DPP Home Profiles Jeffrey Lamont Brown - Creating Something From Nothing

Tuesday, May 29, 2007

Jeffrey Lamont Brown - Creating Something From Nothing

Jeffrey Lamont Brown never attended any photography school nor did he study with masters of the medium, but that hasn't stopped him from building a successful career

The Extraordinary From The Ordinary

It's Brown's ability to connect and see the authenticity not only in his own work, but also in the people he's photographing that makes his work so enticing.

“It's the ability to capture something authentic—my B.S. radar goes off quickly,” Brown admits. “Human interaction and enjoying the people is the key to making them feel comfortable in front of the camera.”

The effect grabs the viewer. Whether a Nike advertisement or a photo documentary on the scourge of AIDS in India, it's Brown's knack for reaching beyond the obvious and capturing something transcendent that makes the images so appealing. Documentaries in Brown's early days as a photojournalist not only fed his creative appetite and allowed him to connect, but also set the groundwork for his advertising career.

The transition from photojournalism to advertising didn't come easy. After moving to San Diego, Brown struggled like many photographers to find advertising work. Armed with a full repertoire of documentary work, but not much advertising, he found himself struggling to make ends meet. His first advertising break came from Road Runner Sports. Much of sports advertising revolves around the larger-than-life image of sports figures, the modern-day superhero and the ability to find the champion within. Brown's ability to capture grandiose images was a natural fit for such a campaign. His inherent propensity to pull big skies, rich colors and grand images out of an otherwise ordinary photograph drew the attention of sporting companies. It continues to be one of his most recognizable qualities.

A Documentarian: Passion For People

Although Brown's advertising career commands the lion's share of his photographic efforts, his documentary work continues. Notwithstanding the substantially more lucrative appeal of advertising, Brown dedicates at least 20 percent of his time and resources to humanitarian and environmental documentaries. Spending any time at all talking with Brown about his documentary work reveals his boundless enthusiasm. He describes his documentary work as being fueled by passion, empathy and wanting to change the way people think about the world. When so many of us tend to shy away and pretend not to see the myriad of horrors that afflict our world, Brown frames his images to help us understand a little better and face the world head on. His photographs reveal the complex mix of life's beauty and pain. They reveal what's real that might be overlooked. They're images that don't sensationalize, that don't exaggerate. They tell a story through the lens of an unquenchable love for being with people. He admits that it's his desire to be with people and befriend them that pushes him to continue his work.

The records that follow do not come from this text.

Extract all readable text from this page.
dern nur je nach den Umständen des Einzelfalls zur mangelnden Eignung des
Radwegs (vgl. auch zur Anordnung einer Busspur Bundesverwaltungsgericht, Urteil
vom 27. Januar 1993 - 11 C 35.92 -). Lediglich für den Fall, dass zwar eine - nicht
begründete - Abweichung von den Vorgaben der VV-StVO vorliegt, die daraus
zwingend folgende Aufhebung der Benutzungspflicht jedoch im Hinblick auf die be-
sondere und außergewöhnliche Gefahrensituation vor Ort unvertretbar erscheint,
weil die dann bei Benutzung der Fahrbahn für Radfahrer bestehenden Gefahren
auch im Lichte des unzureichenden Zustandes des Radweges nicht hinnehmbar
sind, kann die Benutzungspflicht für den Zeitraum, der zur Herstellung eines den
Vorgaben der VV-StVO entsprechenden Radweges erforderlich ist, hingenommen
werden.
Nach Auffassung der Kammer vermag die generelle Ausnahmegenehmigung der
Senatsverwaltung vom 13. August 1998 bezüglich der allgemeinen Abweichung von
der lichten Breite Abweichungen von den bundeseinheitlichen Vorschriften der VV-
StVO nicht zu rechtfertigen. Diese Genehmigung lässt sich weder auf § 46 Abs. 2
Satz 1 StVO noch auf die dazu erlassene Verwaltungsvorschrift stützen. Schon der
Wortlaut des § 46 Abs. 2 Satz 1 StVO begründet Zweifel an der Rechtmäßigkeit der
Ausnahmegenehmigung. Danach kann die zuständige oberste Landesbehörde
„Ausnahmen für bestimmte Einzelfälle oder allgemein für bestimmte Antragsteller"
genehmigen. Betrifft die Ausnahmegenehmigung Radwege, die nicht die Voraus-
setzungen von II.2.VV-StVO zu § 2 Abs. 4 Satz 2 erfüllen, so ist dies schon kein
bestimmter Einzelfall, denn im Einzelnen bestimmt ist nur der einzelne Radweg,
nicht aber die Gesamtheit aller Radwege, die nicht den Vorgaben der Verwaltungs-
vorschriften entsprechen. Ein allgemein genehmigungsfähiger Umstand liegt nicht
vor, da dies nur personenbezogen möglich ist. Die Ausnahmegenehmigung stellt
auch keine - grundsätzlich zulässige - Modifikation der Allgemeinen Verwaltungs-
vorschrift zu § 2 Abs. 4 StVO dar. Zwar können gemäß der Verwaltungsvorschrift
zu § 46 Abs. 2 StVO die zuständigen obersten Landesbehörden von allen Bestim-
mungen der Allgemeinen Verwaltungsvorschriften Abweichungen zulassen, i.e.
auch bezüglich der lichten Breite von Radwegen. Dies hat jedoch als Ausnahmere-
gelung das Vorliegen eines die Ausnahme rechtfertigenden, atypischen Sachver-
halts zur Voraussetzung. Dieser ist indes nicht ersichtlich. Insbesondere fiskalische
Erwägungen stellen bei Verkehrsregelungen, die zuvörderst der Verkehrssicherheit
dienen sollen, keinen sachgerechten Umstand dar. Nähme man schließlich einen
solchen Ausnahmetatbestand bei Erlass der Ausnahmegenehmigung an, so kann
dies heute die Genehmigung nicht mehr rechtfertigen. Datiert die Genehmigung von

Brown's photojournalism past has left its imprint on his advertising style as well. While shooting out in the field, he gained no real studio experience. This remains true with his work today. His work is done entirely on location and with very little equipment. Brown uses natural light to shoot. He reserves the studio for catalog work only. Flipping though Brown's portfolio, you can't help but be moved by his delicate use of natural light, which deliciously bathes the subject. He often uses muted or softened light tones to underline the beauty of the true focus of the image. When he does opt for a more pinpointed, sharpened light source, it's to highlight and intensify the image's message, keeping it always appropriate and never exaggerated.

A Digital Minimalist

Brown's transition to digital led to a revamping of his shop in November 2003. “It [digital technology] helped articulate the vision I had in my head.”

With no real educational background in photography, he was able to experiment and explore new possibilities that weren't achievable with celluloid film. As a young photographer, he was never exposed to the darkroom and admits it was a drawback to what he could construct with his photography. “I didn't have any darkroom experience,” says Brown. “Everything was scanned and edited in Photoshop. I never had any experience printing with a master printer and learning all of the intricacies of that art.”

Photoshop allowed him to emulate the darkroom process without first having the technical skills required to work directly with film. However, he has never relied entirely on Photoshop to create his highly stylized photographs.